Both the theoretical and empirical research results demonstrate the usefulness and potency of the proposed matrix to assess the effects of the ITS implementation in the cities in the context of the development of a smart city. The proposed approach makes it possible to assess the effectiveness of ITS implemented in other cities aimed at the integrated development of all socio-economic dimensions. Cities based on long-term solutions, building a comprehensive development strategy, including in the field of local transport, can use the solution presented to assess the effectiveness of their activities. The proposed approach makes it possible to really assess the achievement of smart mobility policy objectives, taking into account parameters such as improved safety, optimal price, public satisfaction, low emissions, reduced fuel consumption, increased economic competitiveness and the attractiveness of public transport.
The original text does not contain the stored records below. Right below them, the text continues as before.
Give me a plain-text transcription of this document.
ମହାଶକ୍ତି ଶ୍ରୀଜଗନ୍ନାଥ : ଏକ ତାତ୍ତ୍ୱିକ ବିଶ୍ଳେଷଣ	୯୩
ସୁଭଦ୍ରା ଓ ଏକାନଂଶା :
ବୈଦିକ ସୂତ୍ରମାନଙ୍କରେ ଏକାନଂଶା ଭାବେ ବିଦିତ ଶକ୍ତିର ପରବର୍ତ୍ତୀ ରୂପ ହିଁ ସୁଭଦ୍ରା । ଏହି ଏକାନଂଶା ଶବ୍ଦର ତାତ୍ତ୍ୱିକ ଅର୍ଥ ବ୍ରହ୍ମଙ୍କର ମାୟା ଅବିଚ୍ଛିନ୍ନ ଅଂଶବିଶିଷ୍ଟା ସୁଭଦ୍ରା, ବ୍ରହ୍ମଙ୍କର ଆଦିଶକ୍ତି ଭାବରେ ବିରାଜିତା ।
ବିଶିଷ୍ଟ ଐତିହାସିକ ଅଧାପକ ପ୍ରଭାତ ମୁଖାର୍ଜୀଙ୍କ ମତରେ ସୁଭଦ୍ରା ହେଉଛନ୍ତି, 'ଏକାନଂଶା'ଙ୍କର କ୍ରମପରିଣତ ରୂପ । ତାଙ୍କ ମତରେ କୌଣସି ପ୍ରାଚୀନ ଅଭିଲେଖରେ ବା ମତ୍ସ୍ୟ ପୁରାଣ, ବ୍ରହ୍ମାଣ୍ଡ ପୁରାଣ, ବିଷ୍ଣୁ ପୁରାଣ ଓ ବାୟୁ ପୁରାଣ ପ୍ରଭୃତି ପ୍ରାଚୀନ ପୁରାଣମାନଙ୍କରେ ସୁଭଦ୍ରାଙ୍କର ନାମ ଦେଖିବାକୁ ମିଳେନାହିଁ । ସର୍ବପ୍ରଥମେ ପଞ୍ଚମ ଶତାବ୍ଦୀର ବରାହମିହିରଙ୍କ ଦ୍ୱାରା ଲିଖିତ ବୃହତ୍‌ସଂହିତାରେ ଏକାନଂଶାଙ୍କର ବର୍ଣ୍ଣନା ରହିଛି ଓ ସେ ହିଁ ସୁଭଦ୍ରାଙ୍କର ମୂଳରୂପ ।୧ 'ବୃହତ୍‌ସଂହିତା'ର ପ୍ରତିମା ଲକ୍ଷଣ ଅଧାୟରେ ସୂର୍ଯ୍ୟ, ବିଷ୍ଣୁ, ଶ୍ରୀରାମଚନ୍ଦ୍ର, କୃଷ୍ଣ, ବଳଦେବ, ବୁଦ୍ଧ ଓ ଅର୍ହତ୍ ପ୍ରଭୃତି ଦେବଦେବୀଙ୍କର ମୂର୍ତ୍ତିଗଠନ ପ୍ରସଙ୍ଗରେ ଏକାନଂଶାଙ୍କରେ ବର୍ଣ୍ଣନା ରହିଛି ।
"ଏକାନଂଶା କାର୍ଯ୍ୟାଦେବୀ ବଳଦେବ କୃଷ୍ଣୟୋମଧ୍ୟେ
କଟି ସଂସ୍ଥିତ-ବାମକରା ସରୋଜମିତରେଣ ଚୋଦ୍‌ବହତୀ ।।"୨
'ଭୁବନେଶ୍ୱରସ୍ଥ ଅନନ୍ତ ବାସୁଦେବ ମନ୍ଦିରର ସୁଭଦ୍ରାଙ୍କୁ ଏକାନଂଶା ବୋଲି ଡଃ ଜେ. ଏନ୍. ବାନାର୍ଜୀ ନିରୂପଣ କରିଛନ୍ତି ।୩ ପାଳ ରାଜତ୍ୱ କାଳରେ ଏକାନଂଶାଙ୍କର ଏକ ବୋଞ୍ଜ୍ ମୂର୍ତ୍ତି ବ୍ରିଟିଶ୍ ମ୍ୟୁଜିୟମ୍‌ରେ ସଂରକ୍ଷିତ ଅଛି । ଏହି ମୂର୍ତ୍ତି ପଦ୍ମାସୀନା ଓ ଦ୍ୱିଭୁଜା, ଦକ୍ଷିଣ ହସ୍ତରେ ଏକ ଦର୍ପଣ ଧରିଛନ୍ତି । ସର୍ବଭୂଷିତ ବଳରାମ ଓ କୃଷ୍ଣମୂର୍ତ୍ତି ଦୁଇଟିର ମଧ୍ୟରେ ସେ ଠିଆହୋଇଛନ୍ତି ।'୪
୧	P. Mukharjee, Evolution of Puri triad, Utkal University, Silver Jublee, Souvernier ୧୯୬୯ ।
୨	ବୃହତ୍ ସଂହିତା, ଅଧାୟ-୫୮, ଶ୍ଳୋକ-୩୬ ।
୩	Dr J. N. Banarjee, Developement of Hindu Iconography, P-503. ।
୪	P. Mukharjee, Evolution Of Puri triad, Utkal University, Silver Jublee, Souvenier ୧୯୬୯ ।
The criteria adopted and the indicators selected for them make it possible to compare data from different cities in a clear way.

The limitation for this approach is the type of public transport and the different range of services provided by ITS in each city, so that a comparison of the results may be imprecise.

In that way, the proposed approach may be a useful tool for measuring the effects of ITS implementation in cities.

The presented solutions implemented for public transport in a Polish city, which had the largest fleet of electric buses in Poland and implements ITS, reflect the character of the smart city concept, highlighting mainly the functions of its two pillars: smart mobility and smart economy. It should be emphasized, however, that the interdependence of the presented features and the concept of the smart city is difficult to decipher. Doubts arise, for example, because “it is not clear whether a city is smart because of its smart economy or smart city is the reason behind the workings of a smart economy” [28].

5. Conclusions

In recent years there have been dynamic changes in public transport. Some of the changes are visible to society as a whole: electric vehicles, new toll options, modern means of information and communication between passengers and operators. Modern travel planning differs significantly from that of a few years ago, and lengthy study of the city plan and writing down timetables are almost things the past.

The development of ITS in public transport is a challenge for local governments as, despite the development of many technology sectors, public transport will remain needed. An important aspect from the point of view of further development of ITS in cities is the assessment of the effectiveness of the implemented actions. The idea, as presented, is an innovative approach to measuring the effectiveness of intelligent systems in public transport that uses low-carbon energy. Thanks to the implementation of our matrix, it is possible to present a level of smart city development and to evaluate the effectiveness of the intelligent systems in public transport that uses low-carbon energy. The proposed matrix could be a good tool to support decision-making in the further development of the city towards becoming a smart city.